Quinton Beauvier, whose role is the notoriously charming George Wickham, steps up behind us then, placing a hand on each of our shoulders. “Ladies,” he says. Tall and dark-skinned, hair cropped short, he’s boyishly handsome and easily the most muscled guy in the cast. An article in Emily’s favorite gossip magazine claimed he was as the hottest young actor to watch, and included a pull-out poster—now prominently taped on her closet door—in which he leans against a rickety rail fence wearing an introspective look, hands hooked in the front pockets of his low-slung jeans, biceps bulging out of a skin-tight white t-shirt.
“Mr. Beauvier,” MiShaun says, smiling.
“Would either of you like to dance? Reid and his cult followers are monopolizing the floor, and that boy can’t even dance. Look at him, just swaying around. Pitiful.”
“In his defense, he doesn’t have room to do much else,” I say, and Quinton laughs.
“Yeah, yeah. So it’s the principle of the thing.”
“Go dance, Emma. I’m gonna head back to the bar for another one of these,” MiShaun holds up her disappearing cosmopolitan, “and then I’m going to go ask that blond guy who’s been staring at me for the last fifteen minutes to dance. Or something…” She gestures over her shoulder, where a guy in a white starched shirt and loose tie leans against the bar within a group of friends. Any time he looks away from MiShaun, his eyes wander back to her within seconds.
Quinton takes my hand and flashes a brilliant smile. “Let’s show that boy how it’s done.” I don’t know if Reid’s watching or not, but for a few minutes, I forget about him.

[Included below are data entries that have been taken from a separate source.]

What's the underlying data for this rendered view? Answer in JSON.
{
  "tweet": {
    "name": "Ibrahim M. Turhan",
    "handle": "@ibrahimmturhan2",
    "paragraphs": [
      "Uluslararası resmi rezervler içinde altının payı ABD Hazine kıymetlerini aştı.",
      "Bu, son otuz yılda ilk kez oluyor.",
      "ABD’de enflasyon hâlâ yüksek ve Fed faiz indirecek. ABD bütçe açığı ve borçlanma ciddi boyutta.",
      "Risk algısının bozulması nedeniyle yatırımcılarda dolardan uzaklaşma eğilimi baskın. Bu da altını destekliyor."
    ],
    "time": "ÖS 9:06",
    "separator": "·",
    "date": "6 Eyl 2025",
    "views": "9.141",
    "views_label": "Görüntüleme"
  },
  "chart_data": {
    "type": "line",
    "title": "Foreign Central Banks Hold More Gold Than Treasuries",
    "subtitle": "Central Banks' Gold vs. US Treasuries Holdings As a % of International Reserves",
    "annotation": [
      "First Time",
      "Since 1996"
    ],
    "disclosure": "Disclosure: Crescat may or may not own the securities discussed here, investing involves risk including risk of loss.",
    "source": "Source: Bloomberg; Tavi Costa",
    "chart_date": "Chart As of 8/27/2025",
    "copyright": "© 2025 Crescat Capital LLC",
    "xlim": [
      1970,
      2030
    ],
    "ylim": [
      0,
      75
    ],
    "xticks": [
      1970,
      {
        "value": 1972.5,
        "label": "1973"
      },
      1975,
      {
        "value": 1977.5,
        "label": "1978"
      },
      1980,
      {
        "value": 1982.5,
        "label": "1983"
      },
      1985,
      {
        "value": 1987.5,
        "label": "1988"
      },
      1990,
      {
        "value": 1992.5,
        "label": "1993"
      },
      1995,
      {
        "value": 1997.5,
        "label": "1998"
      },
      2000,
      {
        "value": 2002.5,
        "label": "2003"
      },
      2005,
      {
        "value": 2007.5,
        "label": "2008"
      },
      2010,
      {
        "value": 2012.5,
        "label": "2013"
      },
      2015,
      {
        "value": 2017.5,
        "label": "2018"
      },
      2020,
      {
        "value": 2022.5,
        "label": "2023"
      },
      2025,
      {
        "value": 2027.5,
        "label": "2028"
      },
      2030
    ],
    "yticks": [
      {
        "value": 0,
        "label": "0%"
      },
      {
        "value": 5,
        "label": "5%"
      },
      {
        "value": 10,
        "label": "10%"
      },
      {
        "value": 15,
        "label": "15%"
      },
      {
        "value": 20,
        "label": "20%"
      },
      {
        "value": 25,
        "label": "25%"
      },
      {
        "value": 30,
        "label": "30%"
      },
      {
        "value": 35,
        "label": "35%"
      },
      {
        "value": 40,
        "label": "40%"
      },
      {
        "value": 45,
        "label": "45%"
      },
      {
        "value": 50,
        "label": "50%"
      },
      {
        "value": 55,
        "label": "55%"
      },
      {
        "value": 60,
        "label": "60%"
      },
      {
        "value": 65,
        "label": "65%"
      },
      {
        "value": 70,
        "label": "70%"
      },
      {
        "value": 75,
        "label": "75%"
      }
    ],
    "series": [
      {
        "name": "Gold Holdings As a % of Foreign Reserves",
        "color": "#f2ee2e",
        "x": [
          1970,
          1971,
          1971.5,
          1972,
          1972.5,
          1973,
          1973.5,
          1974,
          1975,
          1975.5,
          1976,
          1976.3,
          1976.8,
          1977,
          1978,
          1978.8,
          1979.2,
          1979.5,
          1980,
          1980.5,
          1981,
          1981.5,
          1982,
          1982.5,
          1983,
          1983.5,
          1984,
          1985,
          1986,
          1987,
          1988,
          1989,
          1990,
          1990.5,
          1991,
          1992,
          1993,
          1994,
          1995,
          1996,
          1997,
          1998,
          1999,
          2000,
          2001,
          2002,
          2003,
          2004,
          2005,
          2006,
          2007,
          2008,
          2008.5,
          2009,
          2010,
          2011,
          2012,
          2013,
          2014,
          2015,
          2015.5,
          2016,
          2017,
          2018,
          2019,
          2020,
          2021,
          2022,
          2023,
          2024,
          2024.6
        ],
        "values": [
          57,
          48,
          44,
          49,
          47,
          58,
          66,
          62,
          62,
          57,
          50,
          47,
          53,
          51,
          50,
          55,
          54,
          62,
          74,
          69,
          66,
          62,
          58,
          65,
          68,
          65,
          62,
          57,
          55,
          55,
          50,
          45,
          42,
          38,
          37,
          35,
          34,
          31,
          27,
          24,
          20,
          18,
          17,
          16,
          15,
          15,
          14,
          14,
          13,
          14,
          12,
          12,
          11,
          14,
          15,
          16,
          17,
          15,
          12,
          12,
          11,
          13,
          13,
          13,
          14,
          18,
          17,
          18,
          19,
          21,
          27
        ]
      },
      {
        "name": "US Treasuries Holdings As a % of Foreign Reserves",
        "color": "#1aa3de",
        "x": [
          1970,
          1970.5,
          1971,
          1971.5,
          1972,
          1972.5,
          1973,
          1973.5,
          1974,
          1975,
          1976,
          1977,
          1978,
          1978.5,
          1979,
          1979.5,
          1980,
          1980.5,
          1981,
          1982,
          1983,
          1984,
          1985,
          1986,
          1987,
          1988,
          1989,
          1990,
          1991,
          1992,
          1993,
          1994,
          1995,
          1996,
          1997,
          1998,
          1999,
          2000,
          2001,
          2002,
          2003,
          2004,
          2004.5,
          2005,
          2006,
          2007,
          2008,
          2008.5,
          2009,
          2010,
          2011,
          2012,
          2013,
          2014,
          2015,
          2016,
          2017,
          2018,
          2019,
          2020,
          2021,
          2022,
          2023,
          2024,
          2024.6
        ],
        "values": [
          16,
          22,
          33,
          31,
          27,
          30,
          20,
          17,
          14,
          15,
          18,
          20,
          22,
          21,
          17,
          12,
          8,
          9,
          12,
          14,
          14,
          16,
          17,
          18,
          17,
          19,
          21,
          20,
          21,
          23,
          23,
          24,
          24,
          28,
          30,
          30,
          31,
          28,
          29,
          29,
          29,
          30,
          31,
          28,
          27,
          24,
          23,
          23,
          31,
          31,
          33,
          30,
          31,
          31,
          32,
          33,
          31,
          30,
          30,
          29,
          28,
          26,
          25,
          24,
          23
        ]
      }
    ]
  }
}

Ten minutes later, I tell Quinton, “You’re an awesome dancer.”
He smiles, revealing small dimples and utterly perfect teeth. Emily will die when I tell her. “I love to dance. It was my backup plan, in case the acting thing didn’t work out.” I look out over the crowd, most of whom are watching our group. Reid sips a beer near the bar, girls surrounding him. He glances up then and smiles at me, but doesn’t make any move to break from his groupies.
I turn away, ask Quinton if he’s seen MiShaun.
“She’s still talking to that scruffy white guy.” He gestures towards a dark corner, where the two are seated at a tiny table in close proximity, talking animatedly. Quinton shrugs and we both smile.
After a couple of hours, another drink, and several dances with numerous cast members (none of whom are Reid, dammit), the physical exertion reminds me how much I need to get back into my daily running routine. There’s no way I can stay out later and get up at the crack of dawn to run. I tell Quinton and Meredith I’m going back to the hotel.